José Ginés Mora: Bolonia y la salsa boloñesa

José Ginés Mora: Bolonia y la salsa boloñesa
José-Ginés Mora es director del Centro de Estudios en Gestión de la Educación Superior de la Universidad Politécnica de Valencia.

La boloñesa, tal y como se ofrece por doquier, es una salsa de muy poco interés gastronómico donde normalmente se mezclan carnes dudosas con tomates de lata. Los espaguetis están mejor con una simple salsa de tomate o con otras más sofisticadas (y hay muchas).

El proceso de Bolonia, en el que están inmersas las universidades europeas, cada vez se parece más a la salsa homónima. El proceso tenía un objetivo inicial muy ambicioso: un profundo cambio para revalorizar las universidades europeas. Sin embargo, lleva un camino alarmante de pérdida de objetivos, de confusión generalizada que hacen difícil reconocer que la meta era convertir las universidades europeas en una referencia mundial de calidad.

Nada indica que ese objetivo se vaya a alcanzar. El comunicado de la última reunión de ministros de educación europeos en Bergen (Noruega) muestra claramente como se desinfla el proceso. La falta de rumbo ya se reflejaba en el caótico comunicado emitido hace dos años en Berlín. ¿Por qué se ha llegado a esta situación? Hay muchas razones, pero plantearé una que explica el caso español.

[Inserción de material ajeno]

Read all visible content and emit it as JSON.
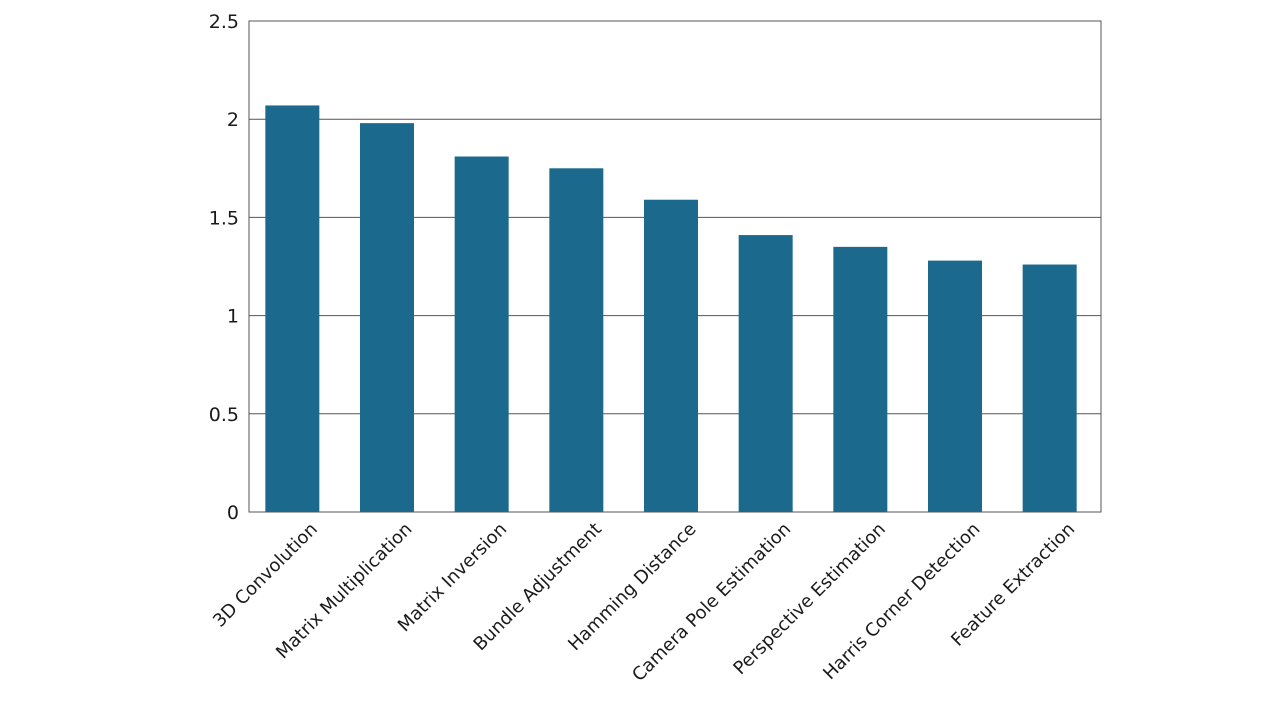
{
  "chart_data": {
    "type": "bar",
    "categories": [
      "3D Convolution",
      "Matrix Multiplication",
      "Matrix Inversion",
      "Bundle Adjustment",
      "Hamming Distance",
      "Camera Pole Estimation",
      "Perspective Estimation",
      "Harris Corner Detection",
      "Feature Extraction"
    ],
    "values": [
      2.07,
      1.98,
      1.81,
      1.75,
      1.59,
      1.41,
      1.35,
      1.28,
      1.26
    ],
    "ylim": [
      0,
      2.5
    ],
    "yticks": [
      "0",
      "0.5",
      "1",
      "1.5",
      "2",
      "2.5"
    ],
    "title": "",
    "xlabel": "",
    "ylabel": "",
    "grid": true,
    "legend": "none",
    "bar_color": "#1b6a8e"
  }
}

Un proceso tan complejo, en el que hay involucrados tantos intereses, unos legítimos y otros menos, sólo es posible llevarlo a cabo de dos maneras. Una es dejar libertad a las instituciones para que se vayan adaptando paulatinamente, para que vayan experimentando, aprendiendo como llevar adelante un cambio tan profundo.

Para eso sobran decretos, normativas, directrices y todas esas cosas que tan caras son por estos lares. Francia, país centralista y regularizador donde los haya, ha optado por esta vía. No se cómo le irá, pero al menos no se generará un desconcierto generalizado ni se producirán las frustraciones que ya se huelen por aquí.

La otra alternativa posible es la del fuerte liderazgo. Algún país, como Holanda, adoptó esta vía y posiblemente le irá bien. Esta alternativa exige que los que dirigen el proceso tengan liderazgo y que se den las condiciones para ejercerlo.

Ninguna de esas condiciones se da en España. Nuestro sistema universitario tiene demasiados actores divergentes. Tenemos unas universidades autónomas, bajo la responsabilidad directa de unas comunidades autónomas, pero sobre las que el gobierno central interviene sistemáticamente en temas esenciales como son la regulación del personal y de los planes de estudios (eso sí,…sin ningún compromiso sobre cómo se han de financiar o gestionar).

La cosa se complica todavía más porque el sistema funcionarial del profesorado (para entendernos, de aquí no me quita nadie), combinado con la llamada libertad de cátedra (también para entendernos, puedo hacer lo que me da la gana) convierte al sistema universitario español en una combinación de 17 comunidades autónomas, con 70 universidades autónomas y con 60.000 profesores también autónomos. ¿Alguien, en su sano juicio, piensa que se puede dirigir en cualquier dirección ese sistema a base de decretos? Sería un auténtico milagro.

En la actual situación, sólo hay una salida para no empeorar aún más las cosas: volver a la simplicidad de una sencilla salsa de tomate. Dejar a las comunidades autónomas y a las universidades que pongan en marcha al ritmo que quieran y cómo quieran las reformas. Unos lo harán mejor y otros peor, pero, como diría Sancho, en éste su año: «A quien Dios se la dé, San Pedro se la bendiga, y aquí paz y después gloria».

Bueno, lo que se dice gloria, no. Porque esta solución tampoco nos llevará a ser referencia mundial de calidad, pero, al menos, no lo estropearemos más. Seguiremos teniendo un sistema universitario mediocre, adobado, eso sí, con una mala salsa boloñesa.